One of the world's most popular fashion labels, Missoni, has a disturbing mystery on its hands. Italian fashion executive Vittorio Missoni and his wife have been missing since January 4. They were last seen boarding a small plane in Los Roques, a chain of islands off the coast of Venezuela (a country in Central America).
But there's been an exciting development in Missoni's disappearance. A bag that had been on that flight has been found on Curacao, a Caribbean island 124 miles away from Los Roques. What does that mean for the missing plane -- could the couple still be alive somewhere?
Missoni's family doesn't dare get too optimistic about the found bag. A spokeswoman for the family says they are aware it's been found, but "they are not drawing any conclusion. This is simply another piece of an already complex puzzle." The bag actually belonged to a tourist, Giorgio Neri, who left Los Roques on the flight right after Missoni's. There wasn't enough space in cargo for Neri's bag, so it was placed on Missoni's plane.
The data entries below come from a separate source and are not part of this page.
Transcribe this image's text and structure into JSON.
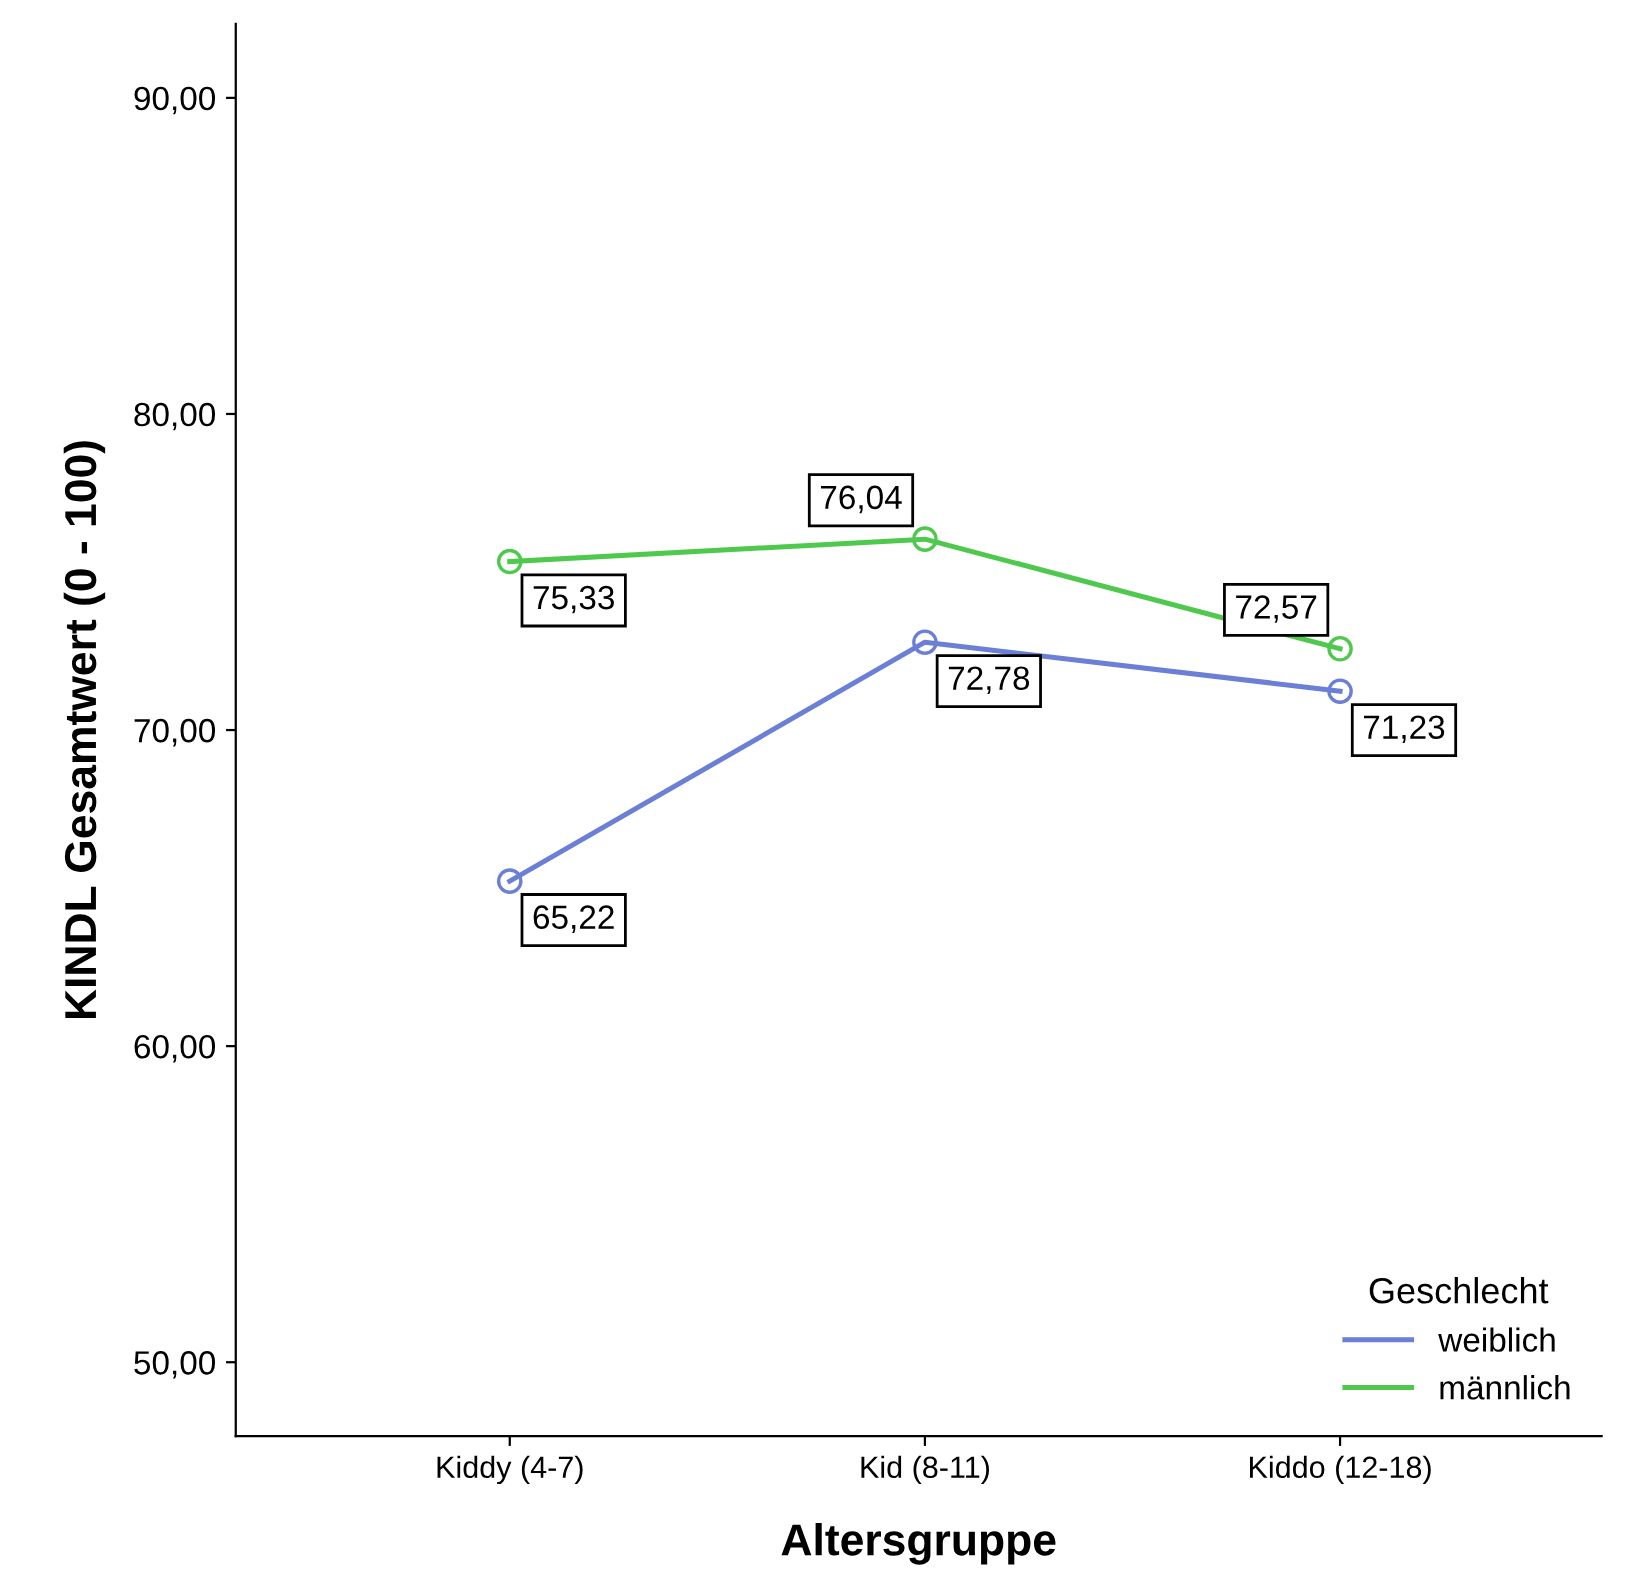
{
  "chart_data": {
    "type": "line",
    "xlabel": "Altersgruppe",
    "ylabel": "KINDL Gesamtwert (0 - 100)",
    "legend_title": "Geschlecht",
    "categories": [
      "Kiddy (4-7)",
      "Kid (8-11)",
      "Kiddo (12-18)"
    ],
    "series": [
      {
        "name": "weiblich",
        "color": "#6b7fd6",
        "values": [
          65.22,
          72.78,
          71.23
        ],
        "value_labels": [
          "65,22",
          "72,78",
          "71,23"
        ]
      },
      {
        "name": "männlich",
        "color": "#4ec94e",
        "values": [
          75.33,
          76.04,
          72.57
        ],
        "value_labels": [
          "75,33",
          "76,04",
          "72,57"
        ]
      }
    ],
    "ylim": [
      47.66,
      92.34
    ],
    "yticks": [
      {
        "value": 50,
        "label": "50,00"
      },
      {
        "value": 60,
        "label": "60,00"
      },
      {
        "value": 70,
        "label": "70,00"
      },
      {
        "value": 80,
        "label": "80,00"
      },
      {
        "value": 90,
        "label": "90,00"
      }
    ],
    "marker": "circle",
    "line_style": "solid",
    "grid": false,
    "legend": "bottom right"
  }
}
A German tourist had found Neri's bag in Curacao and emailed him about it. Neri then alerted the Missoni family. The bag was found empty ... but where? If it was washed up on the beach, that would suggest the plane had crashed into the sea (the most likely scenario), and it would also give investigators a better idea of where to look. It sounds like the bag was carried by ocean currents. It wasn't found at a cafe or some place like that, 007-style.
It wasn't just Vittorio Missoni and his wife on that plane, either. There were two family friends and two crew members on that flight, too. Their children of the missing tweeted a heartbreaking plea for help over the weekend (via photo).
It is now three weeks that we have no news about our parents Vittorio Missoni, Maurizia Castiglioni, Elda Scalvenzi, Guido Foresti and the two Venezuelan pilots Hernan Jose Machan and Juan Carlos Milano ... Each and everyday we keep on asking to ourselves if there might still be other useful information to aid the investigations. Whoever that day was on site, whether on land on ocean or flying, might have noticed something and thought it was of no interest but that could be relevant for us and for the investigations. Every single detail is essential.
Do you think the plane will be found, now that investigators know where at least one piece of cargo ended up?